Top 10 Countries Where People Live the Longest (updated 2025, UN 2024 data)

Publié le : 15/08/2025 11:01

Image de l’article Top 10 Countries Where People Live the Longest (updated 2025, UN 2024 data)

Quick summary: According to the 2024 revision of the United Nations World Population Prospects, the highest life expectancy at birth is found in a mix of small European states and East Asian countries.

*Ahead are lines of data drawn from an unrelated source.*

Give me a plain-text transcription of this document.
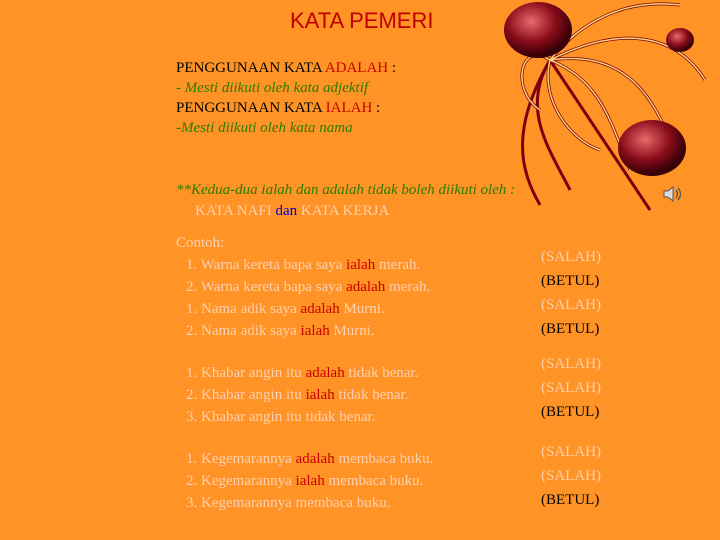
KATA PEMERI
PENGGUNAAN KATA ADALAH :
- Mesti diikuti oleh kata adjektif
PENGGUNAAN KATA IALAH :
-Mesti diikuti oleh kata nama
**Kedua-dua ialah dan adalah tidak boleh diikuti oleh :
KATA NAFI dan KATA KERJA
Contoh:
1. Warna kereta bapa saya ialah merah.
2. Warna kereta bapa saya adalah merah.
1. Nama adik saya adalah Murni.
2. Nama adik saya ialah Murni.
(SALAH)
(BETUL)
(SALAH)
(BETUL)
1. Khabar angin itu adalah tidak benar.
2. Khabar angin itu ialah tidak benar.
3. Khabar angin itu tidak benar.
(SALAH)
(SALAH)
(BETUL)
1. Kegemarannya adalah membaca buku.
2. Kegemarannya ialah membaca buku.
3. Kegemarannya membaca buku.
(SALAH)
(SALAH)
(BETUL)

Key drivers include prevention, strong primary care, nutrition, road safety, low smoking rates, and effective public policy.


2025 Ranking – Top 10 

  1. Monaco — 86.5 years
  2. San Marino — 85.8 years
  3. Japan — 84.8 years
  4. South Korea — 84.4 years
  5. Andorra — 84.2 years
  6. Switzerland — 84.1 years
  7. Australia — 84.1 years
  8. Italy — 83.9 years
  9. Singapore — 83.9 years
  10. Spain — 83.8 years

Why these countries lead

  • Universal, high-performing healthcare: near-universal coverage, quick access, strong prevention (vaccination, screening, chronic-disease management).
  • Lifestyle and nutrition: Mediterranean and Japanese patterns (more fish, plants, legumes; fewer ultra-processed foods), plus routine physical activity.
  • Public-health policy: tobacco and alcohol control, road-safety rules, and pollution management.
  • Lower inequality & strong education: narrower gaps improve access to care and uptake of prevention across the population.

Country snapshots

  • Monaco: very high incomes, easy access to care, Mediterranean diet; 86.5 years.
  • San Marino: 85.8; similar profile to Italy with small population and accessible services.
  • Japan: 84.8; traditional diet, prevention culture, long-standing universal coverage.
  • South Korea: 84.4; rapid gains over ~30 years via improved nutrition, education, and care.
  • Andorra: 84.2; small state, high coverage, healthy environment.
  • Switzerland: 84.1; prevention focus, high spending with strong quality and safety.
  • Australia: 84.1; declining smoking rates, robust primary care and prevention.
  • Italy: 83.9; Mediterranean diet and dense care network, with some North–South differences.
  • Singapore: 83.9; very low infant and cardio-respiratory mortality.
  • Spain: 83.8; diet, vaccination, and primary care; slight post-COVID dip with recovery underway.

Key statistical points

  • Female–male gap: across developed economies, women live roughly 5+ years longer than men—risk behaviors explain a large part of the gap.
  • COVID-19 effect: temporary drops in many countries followed by partial rebound; some countries (e.g., the U.S.) remain below expected levels given spending.
  • Long-run trend: despite shocks, global life expectancy has increased over decades; medium-term projections remain upward.